We got very close! But there is a tiny wrinkle. We made the assumption that there would be just one Defer
for every key we looked at. Therefore code like this would not work as we want. The first chain of .andThen
s is utterly ignored.
loader.load(6).andThen { user ->
loader.load(user.invitedBy).andThen { invitedBy ->
println("1: ${user.name} was invited by ${invitedBy.name}")
}
}
loader.load(6).andThen { user ->
loader.load(user.invitedBy).andThen { invitedBy ->
println("2: ${user.name} was invited by ${invitedBy.name}")
}
}
loader.dispatch()
So, with the help of a small utility MultiMap
(a map of multiple values for a single key), we can change the code ever so slightly to:
class Batch<KEY, VALUE>(
private val inner: (List<KEY>) ->
AndThenable<List<VALUE?>>
) : DataLoader<KEY, VALUE> {
private val queue: MultiMap<KEY, Defer<VALUE?>> =
MultiMap() // Now a MultiMap
override fun load(key: KEY): AndThenable<VALUE?> {
val defer = Defer<VALUE?>()
queue.addOne(key, defer) // was just a `.set`
return defer
}
override fun dispatch() {
if (queue.isEmpty()) return
inner(queue.keys.toList()).andAccept {
val results = mapOf(
*queue.keys.zip(it).toTypedArray()
)
results.forEach { (key, value) ->
queue.remove(key)!!
.forEach { defer ->
defer.push(value)
// was a single `.push`
}
}
dispatch()
}
}
}
Cache
We are so close! We have the ability to batch requests, but there is still one very minor inconvenience:
loader.load(5).andThen { user ->
loader.load(5).andAccept { user2 ->
println("${user!!.name} == ${user2!!.name}")
}
}
Would fetch 5
twice. There is simply no way that we can batch fetches that are inside andThen
with ones outside it. But not all hope is lost. We can, in some very specific circumstances, bypass the fetching altogether. If we had made the call to the inner
before. So what if we, before calling inner
, check a local cache if we already have the value, and just provide it:
class BatchCache<KEY, VALUE>(
private val inner: (List<KEY>) ->
AndThenable<List<VALUE?>>
) : DataLoader<KEY, VALUE> {
private val queue: MultiMap<KEY, Defer<VALUE?>> = MultiMap()

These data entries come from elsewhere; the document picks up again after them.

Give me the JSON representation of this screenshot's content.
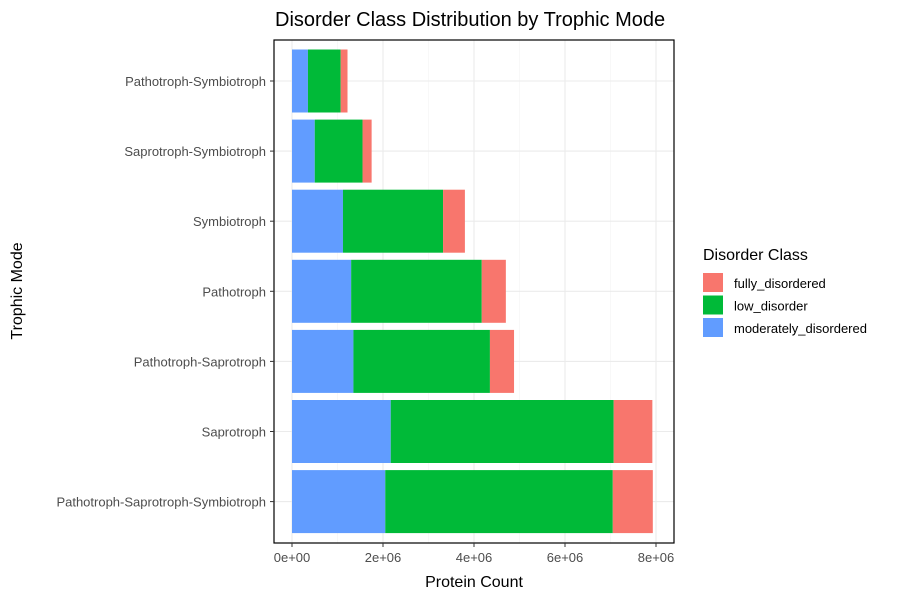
{
  "chart_data": {
    "type": "bar",
    "orientation": "horizontal",
    "stacked": true,
    "title": "Disorder Class Distribution by Trophic Mode",
    "xlabel": "Protein Count",
    "ylabel": "Trophic Mode",
    "xlim": [
      0,
      8000000
    ],
    "x_ticks": [
      {
        "value": 0,
        "label": "0e+00"
      },
      {
        "value": 2000000,
        "label": "2e+06"
      },
      {
        "value": 4000000,
        "label": "4e+06"
      },
      {
        "value": 6000000,
        "label": "6e+06"
      },
      {
        "value": 8000000,
        "label": "8e+06"
      }
    ],
    "grid": true,
    "legend_position": "right",
    "legend_title": "Disorder Class",
    "categories": [
      "Pathotroph-Symbiotroph",
      "Saprotroph-Symbiotroph",
      "Symbiotroph",
      "Pathotroph",
      "Pathotroph-Saprotroph",
      "Saprotroph",
      "Pathotroph-Saprotroph-Symbiotroph"
    ],
    "series": [
      {
        "name": "moderately_disordered",
        "color": "#619CFF",
        "values": [
          350000,
          500000,
          1120000,
          1300000,
          1350000,
          2170000,
          2050000
        ]
      },
      {
        "name": "low_disorder",
        "color": "#00BA38",
        "values": [
          720000,
          1050000,
          2200000,
          2870000,
          3000000,
          4900000,
          5000000
        ]
      },
      {
        "name": "fully_disordered",
        "color": "#F8766D",
        "values": [
          150000,
          200000,
          480000,
          530000,
          530000,
          850000,
          880000
        ]
      }
    ],
    "legend_order": [
      "fully_disordered",
      "low_disorder",
      "moderately_disordered"
    ]
  }
}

private val cache: MutableMap<KEY, VALUE?> = mutableMapOf()
// .load is the same
override fun dispatch() {
if (queue.isEmpty()) return
queue.filterKeys(cache::containsKey)
.forEach { (key, _) ->
queue.remove(key)!!.forEach {
it.push(cache[key])
}
}
inner(queue.keys.toList().minus(cache.keys)).andAccept {
cache.putAll(results)
// ...
}
}
}
This can even have the upshot that cached requests might enqueue even more new dependencies, and we would be bundling them all together in a single bigger request.

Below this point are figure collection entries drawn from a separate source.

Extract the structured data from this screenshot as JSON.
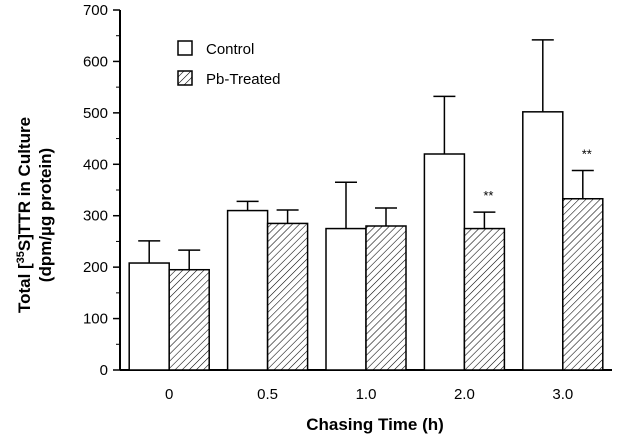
{
  "chart_data": {
    "type": "bar",
    "categories": [
      "0",
      "0.5",
      "1.0",
      "2.0",
      "3.0"
    ],
    "series": [
      {
        "name": "Control",
        "values": [
          208,
          310,
          275,
          420,
          502
        ],
        "error": [
          43,
          18,
          90,
          112,
          140
        ],
        "pattern": "open"
      },
      {
        "name": "Pb-Treated",
        "values": [
          195,
          285,
          280,
          275,
          333
        ],
        "error": [
          38,
          26,
          35,
          32,
          55
        ],
        "pattern": "hatched"
      }
    ],
    "annotations": [
      {
        "category_index": 3,
        "series_index": 1,
        "text": "**"
      },
      {
        "category_index": 4,
        "series_index": 1,
        "text": "**"
      }
    ],
    "yticks": [
      0,
      100,
      200,
      300,
      400,
      500,
      600,
      700
    ],
    "ylim": [
      0,
      700
    ],
    "xlabel": "Chasing Time (h)",
    "ylabel_line1": "Total [35S]TTR in Culture",
    "ylabel_line2": "(dpm/µg protein)",
    "legend_position": "top-left",
    "grid": false,
    "colors": {
      "bar_stroke": "#000000",
      "bar_fill_open": "#ffffff",
      "hatch": "#000000"
    }
  }
}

Don’t use this code on production!!
I found it very enlightening trying to re-implement this pattern, and how I got to this solution. But as I stated, this code is very much not production-ready. It was never its intention. For a production application of a DataLoader in Java, there is java-dataloader, which deals with a lot of things, is very tested, and has a lot of useful comments. Or even going to the source: dataloader. The code is not that long to spelunk, and is gain tested and commented.
All the code explained here, and some playgrounds can be found in this repo: GitHub :: simplest-data-loader.